Please Note: If you have Approval Task and Archive, or Admin, these will be selected by default, giving you access to all documents within your account.
Statements Role
The Statements Roles can be granted to any user with the Standard User permission. By default this will be off, and you can enable it to allow users to see Statements. These can be chosen between.
If a user has only a PO Role, they will not have access to view Statements unless this is explicitly selected.
Other Permissions
Edit Approval Tasks: In conjunction to all the permissions above, you have the option to grant Edit Approval Tasks permissions.
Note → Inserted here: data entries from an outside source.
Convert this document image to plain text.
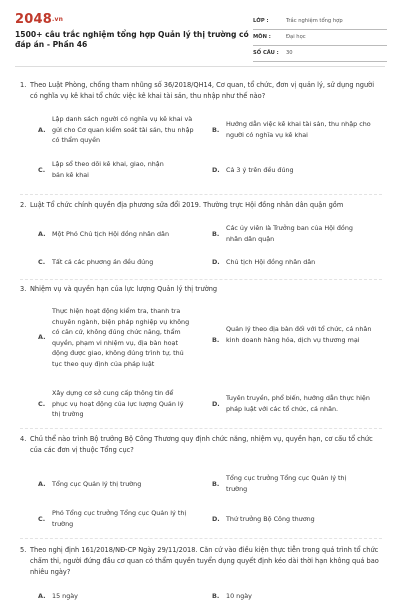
2048.vn
1500+ câu trắc nghiệm tổng hợp Quản lý thị trường có đáp án - Phần 46
LỚP :	Trắc nghiệm tổng hợp
MÔN :	Đại học
SỐ CÂU : 30
1. Theo Luật Phòng, chống tham nhũng số 36/2018/QH14, Cơ quan, tổ chức, đơn vị quản lý, sử dụng người có nghĩa vụ kê khai tổ chức việc kê khai tài sản, thu nhập như thế nào?
A.
Lập danh sách người có nghĩa vụ kê khai và gửi cho Cơ quan kiểm soát tài sản, thu nhập có thẩm quyền
B.
Hướng dẫn việc kê khai tài sản, thu nhập cho người có nghĩa vụ kê khai
C.
Lập sổ theo dõi kê khai, giao, nhận bản kê khai
D. Cả 3 ý trên đều đúng
2. Luật Tổ chức chính quyền địa phương sửa đổi 2019. Thường trực Hội đồng nhân dân quận gồm
A. Một Phó Chủ tịch Hội đồng nhân dân	B.
Các ủy viên là Trưởng ban của Hội đồng nhân dân quận
C. Tất cả các phương án đều đúng	D. Chủ tịch Hội đồng nhân dân
3. Nhiệm vụ và quyền hạn của lực lượng Quản lý thị trường
A.
Thực hiện hoạt động kiểm tra, thanh tra chuyên ngành, biện pháp nghiệp vụ không có căn cứ, không đúng chức năng, thẩm quyền, phạm vi nhiệm vụ, địa bàn hoạt động được giao, không đúng trình tự, thủ tục theo quy định của pháp luật
B.
Quản lý theo địa bàn đối với tổ chức, cá nhân kinh doanh hàng hóa, dịch vụ thương mại
C.
Xây dựng cơ sở cung cấp thông tin để phục vụ hoạt động của lực lượng Quản lý thị trường
D.
Tuyên truyền, phổ biến, hướng dẫn thực hiện pháp luật với các tổ chức, cá nhân.
4. Chủ thể nào trình Bộ trưởng Bộ Công Thương quy định chức năng, nhiệm vụ, quyền hạn, cơ cấu tổ chức của các đơn vị thuộc Tổng cục?
A. Tổng cục Quản lý thị trường	B.
Tổng cục trưởng Tổng cục Quản lý thị trường
C.
Phó Tổng cục trưởng Tổng cục Quản lý thị trường
D. Thứ trưởng Bộ Công thương
5. Theo nghị định 161/2018/NĐ-CP Ngày 29/11/2018. Căn cứ vào điều kiện thực tiễn trong quá trình tổ chức chấm thi, người đứng đầu cơ quan có thẩm quyền tuyển dụng quyết định kéo dài thời hạn không quá bao nhiêu ngày?
A. 15 ngày	B. 10 ngày
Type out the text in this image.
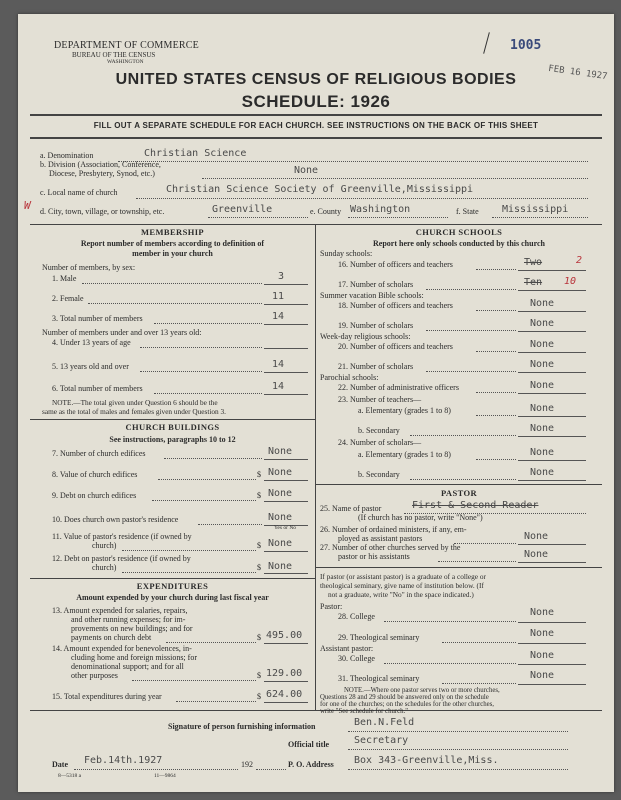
DEPARTMENT OF COMMERCE
BUREAU OF THE CENSUS
WASHINGTON
1005
FEB 16 1927
UNITED STATES CENSUS OF RELIGIOUS BODIES
SCHEDULE: 1926
FILL OUT A SEPARATE SCHEDULE FOR EACH CHURCH. SEE INSTRUCTIONS ON THE BACK OF THIS SHEET
a. Denomination	Christian Science
b. Division (Association, Conference,
Diocese, Presbytery, Synod, etc.)	None
c. Local name of church	Christian Science Society of Greenville,Mississippi
W d. City, town, village, or township, etc.	Greenville	e. County Washington	f. State Mississippi
MEMBERSHIP
Report number of members according to definition of
member in your church
Number of members, by sex:
1. Male	3
2. Female	11
3. Total number of members	14
Number of members under and over 13 years old:
4. Under 13 years of age
5. 13 years old and over	14
6. Total number of members	14
NOTE.—The total given under Question 6 should be the
same as the total of males and females given under Question 3.
CHURCH BUILDINGS
See instructions, paragraphs 10 to 12
7. Number of church edifices	None
8. Value of church edifices	$ None
9. Debt on church edifices	$ None
10. Does church own pastor's residence	None
Yes or No
11. Value of pastor's residence (if owned by
church)	$ None
12. Debt on pastor's residence (if owned by
church)	$ None
EXPENDITURES
Amount expended by your church during last fiscal year
13. Amount expended for salaries, repairs,
and other running expenses; for im-
provements on new buildings; and for
payments on church debt	$ 495.00
14. Amount expended for benevolences, in-
cluding home and foreign missions; for
denominational support; and for all
other purposes	$ 129.00
15. Total expenditures during year	$ 624.00
CHURCH SCHOOLS
Report here only schools conducted by this church
Sunday schools:
16. Number of officers and teachers	Two	2
17. Number of scholars	Ten 10
Summer vacation Bible schools:
18. Number of officers and teachers	None
19. Number of scholars	None
Week-day religious schools:
20. Number of officers and teachers	None
21. Number of scholars	None
Parochial schools:
22. Number of administrative officers	None
23. Number of teachers—
a. Elementary (grades 1 to 8)	None
b. Secondary	None
24. Number of scholars—
a. Elementary (grades 1 to 8)	None
b. Secondary	None
PASTOR
25. Name of pastor	First & Second Reader
(If church has no pastor, write "None")
26. Number of ordained ministers, if any, em-
ployed as assistant pastors	None
27. Number of other churches served by the
pastor or his assistants	None
If pastor (or assistant pastor) is a graduate of a college or
theological seminary, give name of institution below. (If
not a graduate, write "No" in the space indicated.)
Pastor:
28. College	None
29. Theological seminary	None
Assistant pastor:
30. College	None
31. Theological seminary	None
NOTE.—Where one pastor serves two or more churches,
Questions 28 and 29 should be answered only on the schedule
for one of the churches; on the schedules for the other churches,
write "See schedule for church."
Signature of person furnishing information	Ben.N.Feld
Official title Secretary
Date Feb.14th.1927	192	P. O. Address Box 343-Greenville,Miss.
8—5318 a	11—9864
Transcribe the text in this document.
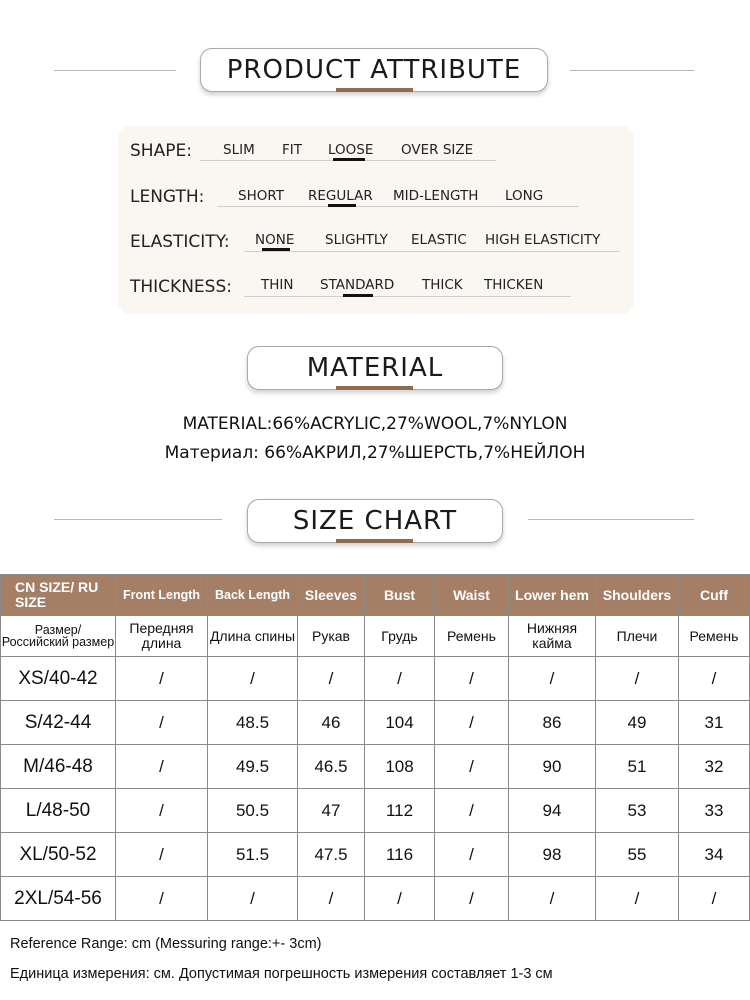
PRODUCT ATTRIBUTE
SHAPE: SLIM FIT LOOSE OVER SIZE
LENGTH: SHORT REGULAR MID-LENGTH LONG
ELASTICITY: NONE SLIGHTLY ELASTIC HIGH ELASTICITY
THICKNESS: THIN STANDARD THICK THICKEN
MATERIAL
MATERIAL:66%ACRYLIC,27%WOOL,7%NYLON
Материал: 66%АКРИЛ,27%ШЕРСТЬ,7%НЕЙЛОН
SIZE CHART
CN SIZE/ RU SIZE	Front Length	Back Length	Sleeves	Bust	Waist	Lower hem	Shoulders	Cuff
Размер/ Российский размер	Передняя длина	Длина спины	Рукав	Грудь	Ремень	Нижняя кайма	Плечи	Ремень
XS/40-42	/	/	/	/	/	/	/	/
S/42-44	/	48.5	46	104	/	86	49	31
M/46-48	/	49.5	46.5	108	/	90	51	32
L/48-50	/	50.5	47	112	/	94	53	33
XL/50-52	/	51.5	47.5	116	/	98	55	34
2XL/54-56	/	/	/	/	/	/	/	/
Reference Range: cm (Messuring range:+- 3cm)
Единица измерения: см. Допустимая погрешность измерения составляет 1-3 см
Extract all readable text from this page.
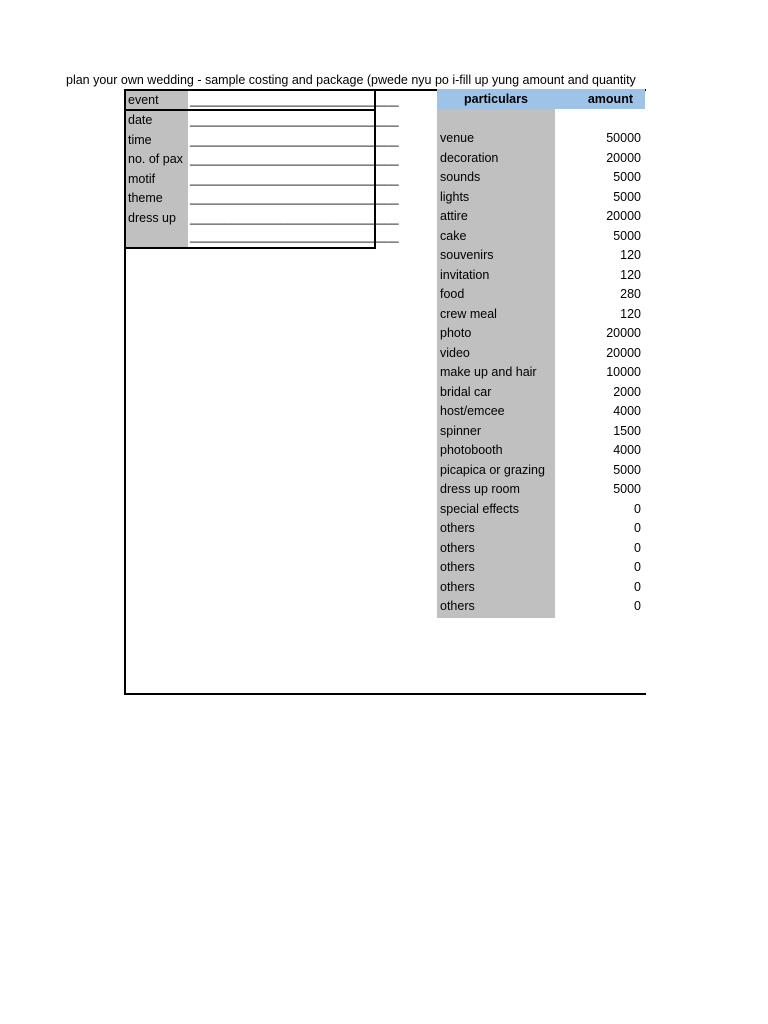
plan your own wedding - sample costing and package (pwede nyu po i-fill up yung amount and quantity
event	______________________________
date	______________________________
time	______________________________
no. of pax ______________________________
motif	______________________________
theme ______________________________
dress up ______________________________
______________________________
particulars	amount
venue	50000
decoration	20000
sounds	5000
lights	5000
attire	20000
cake	5000
souvenirs	120
invitation	120
food	280
crew meal	120
photo	20000
video	20000
make up and hair	10000
bridal car	2000
host/emcee	4000
spinner	1500
photobooth	4000
picapica or grazing	5000
dress up room	5000
special effects	0
others	0
others	0
others	0
others	0
others	0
This permission allows the user to update Panel 2 details from their Tasks view. If this option is not ticked, then the user will be able to see the document data but details will be locked down. Users will need to advise changes via other means if required e.g. notes.
Edit Supplier Bank Details: If your account has Bank Details Checker activated under Company Settings, this permission will present allowing the user to edit bank details as required. Without this permission ticked, the user can only view the bank details.